For Immediate Release, April 10, 2013
Contact: Rebecca Noblin, (907) 274-1110 or firstname.lastname@example.org
ConocoPhillips Halts Plans to Drill in Alaskan Arctic
ANCHORAGE, Alaska— ConocoPhillips announced today that it would halt plans to drill in Alaska’s Chukchi Sea in 2014. The oil giant was slated to be the next company to attempt drilling in the Arctic Ocean after Shell Oil encountered numerous difficulties with its attempt to begin exploratory drilling in the Chukchi and Beaufort seas. But ConocoPhillips had not yet resolved key issues in its Arctic exploratory plan, including how it would drill a relief well if there were a blowout.
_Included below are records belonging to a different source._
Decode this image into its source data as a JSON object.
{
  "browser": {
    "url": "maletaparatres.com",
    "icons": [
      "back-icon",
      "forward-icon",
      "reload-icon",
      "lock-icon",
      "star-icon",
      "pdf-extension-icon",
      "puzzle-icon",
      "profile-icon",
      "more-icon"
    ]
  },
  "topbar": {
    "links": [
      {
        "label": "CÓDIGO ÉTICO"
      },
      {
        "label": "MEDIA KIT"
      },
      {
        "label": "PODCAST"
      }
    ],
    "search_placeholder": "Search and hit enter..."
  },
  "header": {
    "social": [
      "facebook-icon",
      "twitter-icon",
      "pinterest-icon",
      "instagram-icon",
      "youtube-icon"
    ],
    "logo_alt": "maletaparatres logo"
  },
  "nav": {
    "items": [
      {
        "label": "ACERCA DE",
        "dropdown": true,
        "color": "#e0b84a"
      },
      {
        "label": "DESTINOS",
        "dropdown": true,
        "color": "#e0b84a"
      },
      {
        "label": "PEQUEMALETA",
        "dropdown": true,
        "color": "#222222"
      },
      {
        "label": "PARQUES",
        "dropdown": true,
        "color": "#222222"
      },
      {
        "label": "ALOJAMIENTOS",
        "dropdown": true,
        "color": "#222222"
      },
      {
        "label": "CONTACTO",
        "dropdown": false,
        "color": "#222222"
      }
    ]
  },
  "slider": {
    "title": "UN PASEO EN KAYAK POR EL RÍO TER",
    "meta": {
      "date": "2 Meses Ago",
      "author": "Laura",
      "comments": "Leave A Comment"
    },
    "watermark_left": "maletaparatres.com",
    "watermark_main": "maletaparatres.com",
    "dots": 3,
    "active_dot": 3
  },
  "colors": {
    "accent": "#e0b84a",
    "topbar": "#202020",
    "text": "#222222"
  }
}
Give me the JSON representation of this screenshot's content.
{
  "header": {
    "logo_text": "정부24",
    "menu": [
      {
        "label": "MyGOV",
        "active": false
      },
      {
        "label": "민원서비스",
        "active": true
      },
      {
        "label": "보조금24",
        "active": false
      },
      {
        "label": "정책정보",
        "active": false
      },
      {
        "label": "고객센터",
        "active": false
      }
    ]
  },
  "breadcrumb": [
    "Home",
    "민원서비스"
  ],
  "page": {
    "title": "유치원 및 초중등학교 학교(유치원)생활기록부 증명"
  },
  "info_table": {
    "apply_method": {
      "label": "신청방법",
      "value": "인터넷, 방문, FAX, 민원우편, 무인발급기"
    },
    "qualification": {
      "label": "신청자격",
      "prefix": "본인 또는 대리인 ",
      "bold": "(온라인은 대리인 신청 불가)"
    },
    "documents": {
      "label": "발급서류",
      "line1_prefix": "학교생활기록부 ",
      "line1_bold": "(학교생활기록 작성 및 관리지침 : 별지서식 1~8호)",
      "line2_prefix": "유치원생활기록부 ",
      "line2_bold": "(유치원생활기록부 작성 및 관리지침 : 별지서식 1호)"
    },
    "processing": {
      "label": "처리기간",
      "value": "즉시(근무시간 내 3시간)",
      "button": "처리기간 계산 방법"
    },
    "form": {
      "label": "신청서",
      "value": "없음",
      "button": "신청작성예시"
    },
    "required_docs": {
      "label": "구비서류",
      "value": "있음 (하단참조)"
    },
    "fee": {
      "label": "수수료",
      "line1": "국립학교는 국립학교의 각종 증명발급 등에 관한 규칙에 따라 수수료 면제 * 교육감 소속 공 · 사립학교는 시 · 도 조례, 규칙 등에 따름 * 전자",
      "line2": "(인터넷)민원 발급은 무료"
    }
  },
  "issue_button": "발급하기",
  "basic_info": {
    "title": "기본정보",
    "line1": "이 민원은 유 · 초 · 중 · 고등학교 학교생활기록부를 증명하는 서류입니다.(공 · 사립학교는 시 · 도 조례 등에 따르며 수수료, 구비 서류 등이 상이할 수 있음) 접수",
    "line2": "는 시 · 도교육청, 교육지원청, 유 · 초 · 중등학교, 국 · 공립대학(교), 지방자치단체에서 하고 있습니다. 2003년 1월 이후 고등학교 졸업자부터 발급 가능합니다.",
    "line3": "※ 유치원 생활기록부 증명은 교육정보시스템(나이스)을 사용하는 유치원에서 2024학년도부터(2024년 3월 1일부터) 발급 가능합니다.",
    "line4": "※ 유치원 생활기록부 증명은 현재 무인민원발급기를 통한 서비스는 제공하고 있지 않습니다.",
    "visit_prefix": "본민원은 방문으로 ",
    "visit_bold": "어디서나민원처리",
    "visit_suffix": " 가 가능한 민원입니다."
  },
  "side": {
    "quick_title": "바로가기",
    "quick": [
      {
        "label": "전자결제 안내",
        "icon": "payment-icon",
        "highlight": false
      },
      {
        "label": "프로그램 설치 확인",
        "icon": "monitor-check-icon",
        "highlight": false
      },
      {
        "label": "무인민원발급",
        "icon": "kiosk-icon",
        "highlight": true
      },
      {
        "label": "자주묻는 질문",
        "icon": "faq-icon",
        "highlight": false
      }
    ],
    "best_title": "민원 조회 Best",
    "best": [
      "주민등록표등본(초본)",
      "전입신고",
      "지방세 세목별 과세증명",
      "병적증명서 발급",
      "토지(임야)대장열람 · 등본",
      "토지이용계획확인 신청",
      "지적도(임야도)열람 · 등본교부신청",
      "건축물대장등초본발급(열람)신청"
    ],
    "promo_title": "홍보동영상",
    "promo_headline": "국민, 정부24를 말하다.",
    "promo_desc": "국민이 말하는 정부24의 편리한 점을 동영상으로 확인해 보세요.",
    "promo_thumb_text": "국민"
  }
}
“Another oil company shelving its plans to drill in the Arctic Ocean is good for the whales, polar bears and communities that depend on a healthy ocean. There’s no safe way to drill for oil in the remote and harsh Arctic environment, so we’re enthusiastic about ConocoPhillips’ decision to abandon its 2014 drilling plans,” said Rebecca Noblin, Alaska director at the Center for Biological Diversity.
Arctic Ocean drilling has come under intense scrutiny because of the possibility for an oil spill in this remote region, where access is difficult and weather conditions are extremely challenging. In March 2013 the Department of the Interior released a report on Shell’s ill-fated 2012 Arctic drilling season, finding that Shell’s oversight of contractors was inadequate and its technology inappropriate for severe Arctic conditions. Even with heightened regulatory oversight, the difficulties of Arctic drilling were impossible for Shell to overcome.
“During this window where oil companies are pulling plans to drill in the coming years, President Obama should put a moratorium on Arctic Ocean drilling. It’s the right thing to do for the safety of workers and the environment, and to protect our climate from fossil fuels, which are destructive from the beginning of their life cycle right through to the bitter end,” said Noblin.
Statoil, another company with leases in the Alaskan Arctic, has put its drilling plans on hold too.
The Center for Biological Diversity is a national, nonprofit conservation organization with more than 500,000 members and online activists dedicated to the protection of endangered species and wild places.